Por qué la envolvente térmica suele ser una de las primeras decisiones 

En rehabilitación energética, una de las preguntas más relevantes no es cuánto consume el edificio, sino por qué necesita consumir tanto. En muchos casos, la respuesta está en la fachada, la cubierta o los encuentros constructivos, es decir, en la capacidad de la envolvente para conservar las condiciones interiores y limitar las pérdidas de energía. Por eso, las mejoras sobre el cerramiento suelen ocupar un lugar prioritario en cualquier estrategia orientada a mejorar la certificación energética. 

Este enfoque también permite evitar una decisión frecuente pero poco eficiente: invertir primero en equipos sin haber reducido antes la demanda. Cuando el edificio pierde energía por su envolvente, incluso unas instalaciones renovadas pueden trabajar por encima de lo necesario. Actuar sobre el cerramiento ayuda a que el conjunto funcione de forma más equilibrada y eficiente. 

Qué papel puede desempeñar el aislamiento por el exterior 

Dentro de las actuaciones sobre la envolvente, el aislamiento por el exterior puede desempeñar un papel relevante cuando el edificio presenta carencias térmicas en fachada. Los sistemas SATE están concebidos para mejorar la eficiencia energética del inmueble mediante la incorporación de aislamiento en la parte exterior del cerramiento, lo que contribuye a reducir las pérdidas de calor en invierno y a limitar el sobrecalentamiento en verano. 

Además de mejorar el comportamiento térmico del edificio, esta solución ayuda a minimizar los puentes térmicos, favorece el confort interior y permite intervenir sobre la fachada sin reducir la superficie útil del inmueble. También puede contribuir a mejorar el comportamiento del cerramiento frente a la intemperie y a reducir el riesgo de condensaciones. 

En este contexto, desde Molins recomendamos analizar siempre el estado de la envolvente antes de definir la intervención. Cuando la fachada está penalizando el comportamiento energético del edificio, actuar sobre ella puede ser una de las decisiones más eficaces dentro de una estrategia de rehabilitación bien planteada. 

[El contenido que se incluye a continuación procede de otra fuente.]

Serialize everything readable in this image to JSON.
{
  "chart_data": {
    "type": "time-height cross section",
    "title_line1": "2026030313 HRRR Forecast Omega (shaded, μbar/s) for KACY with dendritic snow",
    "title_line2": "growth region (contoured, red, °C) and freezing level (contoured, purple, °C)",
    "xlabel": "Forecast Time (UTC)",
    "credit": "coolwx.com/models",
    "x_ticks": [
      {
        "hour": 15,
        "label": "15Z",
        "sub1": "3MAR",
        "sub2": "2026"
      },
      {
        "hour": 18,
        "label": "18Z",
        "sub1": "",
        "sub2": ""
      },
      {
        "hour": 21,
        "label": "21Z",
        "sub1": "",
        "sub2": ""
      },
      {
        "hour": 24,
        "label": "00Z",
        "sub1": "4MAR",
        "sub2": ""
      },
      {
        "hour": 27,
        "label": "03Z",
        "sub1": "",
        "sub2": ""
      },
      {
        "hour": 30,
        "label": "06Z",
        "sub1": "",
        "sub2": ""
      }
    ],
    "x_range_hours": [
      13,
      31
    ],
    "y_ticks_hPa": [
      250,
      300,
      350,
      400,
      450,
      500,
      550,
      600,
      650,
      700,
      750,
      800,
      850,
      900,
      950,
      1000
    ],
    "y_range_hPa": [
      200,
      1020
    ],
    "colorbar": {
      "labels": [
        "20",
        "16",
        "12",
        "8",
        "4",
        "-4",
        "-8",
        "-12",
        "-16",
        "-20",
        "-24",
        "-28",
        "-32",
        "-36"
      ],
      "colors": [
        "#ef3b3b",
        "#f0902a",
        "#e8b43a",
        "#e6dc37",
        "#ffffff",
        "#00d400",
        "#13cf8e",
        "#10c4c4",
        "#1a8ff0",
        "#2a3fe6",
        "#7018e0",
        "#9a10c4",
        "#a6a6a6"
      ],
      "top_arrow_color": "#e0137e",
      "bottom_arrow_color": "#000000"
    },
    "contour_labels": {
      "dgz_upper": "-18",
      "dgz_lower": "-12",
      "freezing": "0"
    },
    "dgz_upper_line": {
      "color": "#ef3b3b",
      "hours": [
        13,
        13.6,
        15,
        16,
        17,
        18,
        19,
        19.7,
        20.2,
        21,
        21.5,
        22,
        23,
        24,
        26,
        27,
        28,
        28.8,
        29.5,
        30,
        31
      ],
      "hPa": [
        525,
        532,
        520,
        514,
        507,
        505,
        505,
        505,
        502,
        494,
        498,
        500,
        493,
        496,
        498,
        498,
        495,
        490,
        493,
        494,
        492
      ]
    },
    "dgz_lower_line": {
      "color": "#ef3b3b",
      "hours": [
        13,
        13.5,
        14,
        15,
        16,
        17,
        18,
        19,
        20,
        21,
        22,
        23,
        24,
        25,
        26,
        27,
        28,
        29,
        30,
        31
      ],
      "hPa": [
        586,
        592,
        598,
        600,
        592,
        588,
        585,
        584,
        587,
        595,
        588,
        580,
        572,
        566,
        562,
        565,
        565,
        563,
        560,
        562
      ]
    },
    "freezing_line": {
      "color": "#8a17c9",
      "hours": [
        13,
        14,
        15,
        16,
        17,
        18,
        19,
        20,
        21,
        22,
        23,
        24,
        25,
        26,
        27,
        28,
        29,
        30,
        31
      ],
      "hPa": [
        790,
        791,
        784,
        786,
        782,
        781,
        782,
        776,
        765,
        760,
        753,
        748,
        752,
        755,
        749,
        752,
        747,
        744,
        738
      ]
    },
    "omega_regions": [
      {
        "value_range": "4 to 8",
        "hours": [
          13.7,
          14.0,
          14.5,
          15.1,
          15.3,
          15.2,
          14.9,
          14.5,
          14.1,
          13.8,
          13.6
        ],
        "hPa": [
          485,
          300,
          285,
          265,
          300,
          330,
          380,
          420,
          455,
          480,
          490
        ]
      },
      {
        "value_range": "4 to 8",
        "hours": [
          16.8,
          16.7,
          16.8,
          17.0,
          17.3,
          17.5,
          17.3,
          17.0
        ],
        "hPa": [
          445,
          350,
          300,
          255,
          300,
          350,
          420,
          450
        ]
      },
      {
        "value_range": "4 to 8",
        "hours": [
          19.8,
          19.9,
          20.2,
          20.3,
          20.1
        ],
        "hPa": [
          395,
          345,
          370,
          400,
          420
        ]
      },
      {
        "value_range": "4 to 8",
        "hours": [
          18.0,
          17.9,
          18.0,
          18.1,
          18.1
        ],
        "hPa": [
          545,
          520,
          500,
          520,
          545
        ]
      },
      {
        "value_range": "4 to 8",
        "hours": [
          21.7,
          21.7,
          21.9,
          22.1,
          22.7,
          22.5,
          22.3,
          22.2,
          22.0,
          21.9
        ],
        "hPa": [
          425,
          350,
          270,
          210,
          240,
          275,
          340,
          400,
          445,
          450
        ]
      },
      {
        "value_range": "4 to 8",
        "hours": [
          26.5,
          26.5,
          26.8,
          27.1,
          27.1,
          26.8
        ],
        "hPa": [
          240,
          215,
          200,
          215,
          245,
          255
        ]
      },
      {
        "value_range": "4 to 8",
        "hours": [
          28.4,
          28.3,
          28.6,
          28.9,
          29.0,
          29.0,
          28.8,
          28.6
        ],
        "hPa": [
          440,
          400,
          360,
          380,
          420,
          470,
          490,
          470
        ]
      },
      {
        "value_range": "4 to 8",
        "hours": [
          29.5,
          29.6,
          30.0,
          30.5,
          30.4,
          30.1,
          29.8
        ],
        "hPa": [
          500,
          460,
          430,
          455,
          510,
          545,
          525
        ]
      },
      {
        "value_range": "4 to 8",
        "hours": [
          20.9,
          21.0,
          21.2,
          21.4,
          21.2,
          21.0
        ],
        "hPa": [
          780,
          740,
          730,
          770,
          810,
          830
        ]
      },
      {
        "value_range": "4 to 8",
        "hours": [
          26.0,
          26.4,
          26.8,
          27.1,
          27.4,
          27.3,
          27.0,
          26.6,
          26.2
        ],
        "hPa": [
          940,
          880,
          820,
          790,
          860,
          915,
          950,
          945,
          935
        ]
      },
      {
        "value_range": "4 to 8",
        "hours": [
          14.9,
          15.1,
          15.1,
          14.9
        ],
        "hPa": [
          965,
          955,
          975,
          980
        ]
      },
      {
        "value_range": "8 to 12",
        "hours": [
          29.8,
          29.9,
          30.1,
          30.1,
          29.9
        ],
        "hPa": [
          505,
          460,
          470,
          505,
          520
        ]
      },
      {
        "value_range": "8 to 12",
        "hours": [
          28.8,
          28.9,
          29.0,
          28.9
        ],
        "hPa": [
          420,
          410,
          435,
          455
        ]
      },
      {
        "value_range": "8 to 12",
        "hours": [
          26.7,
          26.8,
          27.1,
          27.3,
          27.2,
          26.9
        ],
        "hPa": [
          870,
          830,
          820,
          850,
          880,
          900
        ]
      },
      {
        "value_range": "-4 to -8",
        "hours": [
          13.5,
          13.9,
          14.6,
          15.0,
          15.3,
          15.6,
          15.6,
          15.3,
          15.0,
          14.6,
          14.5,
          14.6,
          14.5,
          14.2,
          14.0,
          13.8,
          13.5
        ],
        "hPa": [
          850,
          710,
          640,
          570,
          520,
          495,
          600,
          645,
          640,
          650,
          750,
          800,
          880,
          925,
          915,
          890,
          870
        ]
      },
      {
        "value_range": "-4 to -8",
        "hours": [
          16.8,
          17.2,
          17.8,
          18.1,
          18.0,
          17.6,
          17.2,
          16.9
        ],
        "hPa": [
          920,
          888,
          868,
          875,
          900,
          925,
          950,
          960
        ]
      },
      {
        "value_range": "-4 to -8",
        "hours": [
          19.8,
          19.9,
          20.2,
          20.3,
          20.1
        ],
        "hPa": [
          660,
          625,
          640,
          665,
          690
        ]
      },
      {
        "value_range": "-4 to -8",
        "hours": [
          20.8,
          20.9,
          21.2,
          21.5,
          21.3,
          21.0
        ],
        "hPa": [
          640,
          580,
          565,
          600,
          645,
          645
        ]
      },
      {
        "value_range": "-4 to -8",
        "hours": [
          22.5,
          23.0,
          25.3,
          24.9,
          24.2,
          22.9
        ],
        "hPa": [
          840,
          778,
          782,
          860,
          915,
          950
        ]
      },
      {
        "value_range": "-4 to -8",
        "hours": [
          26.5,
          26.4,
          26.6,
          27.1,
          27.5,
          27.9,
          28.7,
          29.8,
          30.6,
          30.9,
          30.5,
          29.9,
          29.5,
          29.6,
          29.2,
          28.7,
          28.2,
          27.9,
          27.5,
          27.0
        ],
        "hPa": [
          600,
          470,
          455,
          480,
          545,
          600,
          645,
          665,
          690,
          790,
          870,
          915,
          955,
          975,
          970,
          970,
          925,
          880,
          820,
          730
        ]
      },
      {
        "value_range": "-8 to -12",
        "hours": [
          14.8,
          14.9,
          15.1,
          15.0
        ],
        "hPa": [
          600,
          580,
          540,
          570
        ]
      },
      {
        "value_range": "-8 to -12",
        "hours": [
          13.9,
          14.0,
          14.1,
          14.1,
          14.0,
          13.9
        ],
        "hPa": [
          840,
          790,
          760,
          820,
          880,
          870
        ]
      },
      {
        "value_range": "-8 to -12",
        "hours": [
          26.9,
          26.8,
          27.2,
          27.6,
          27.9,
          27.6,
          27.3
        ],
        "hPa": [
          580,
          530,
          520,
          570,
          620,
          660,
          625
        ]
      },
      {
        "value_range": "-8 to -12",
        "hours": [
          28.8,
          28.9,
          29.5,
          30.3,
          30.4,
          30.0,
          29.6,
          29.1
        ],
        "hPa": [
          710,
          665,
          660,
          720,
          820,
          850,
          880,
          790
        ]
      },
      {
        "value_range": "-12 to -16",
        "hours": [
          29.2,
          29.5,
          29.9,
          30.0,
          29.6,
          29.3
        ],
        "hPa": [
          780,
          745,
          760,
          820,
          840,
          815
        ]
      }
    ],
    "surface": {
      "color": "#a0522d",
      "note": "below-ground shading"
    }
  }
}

Errores habituales al plantear una mejora energética 

Un error habitual es abordar las mejoras sin una priorización técnica clara. No todos los edificios presentan los mismos puntos débiles, ni todas las actuaciones tienen el mismo impacto. Por eso, es preferible plantear una intervención ordenada, apoyada en el análisis previo del certificado y, cuando el proyecto lo requiere, en estudios complementarios que ayuden a definir mejor la solución. 

En actuaciones sobre fachada, por ejemplo, resulta especialmente útil contar con apoyo técnico para evaluar la transmitancia térmica del cerramiento, determinar el espesor de aislamiento más adecuado y valorar el comportamiento real del edificio antes y después de la intervención. En Molins creemos que este enfoque permite orientar mejor la toma de decisiones y plantear soluciones ajustadas a las necesidades reales de cada proyecto. 

Por dónde empezar 

El punto de partida más razonable es revisar el certificado energético existente y prestar atención a las recomendaciones de mejora que incorpora. Ese documento ofrece una base útil para entender qué elementos están condicionando la calificación y qué líneas de actuación pueden resultar más eficaces. 

Mejorar el certificado energético de un edificio es, en definitiva, una cuestión de criterio técnico. Se trata de actuar allí donde el inmueble pierde rendimiento, ordenar las prioridades y convertir la certificación en una herramienta útil para tomar decisiones mejor fundamentadas. Cuando se aborda de esta manera, la mejora de la calificación deja de ser un objetivo aislado y pasa a formar parte de una estrategia más amplia de eficiencia, confort y valorización del edificio. 

Desde Molins, entendemos la rehabilitación energética como una oportunidad para intervenir con rigor técnico sobre la envolvente del edificio y mejorar su comportamiento de forma duradera.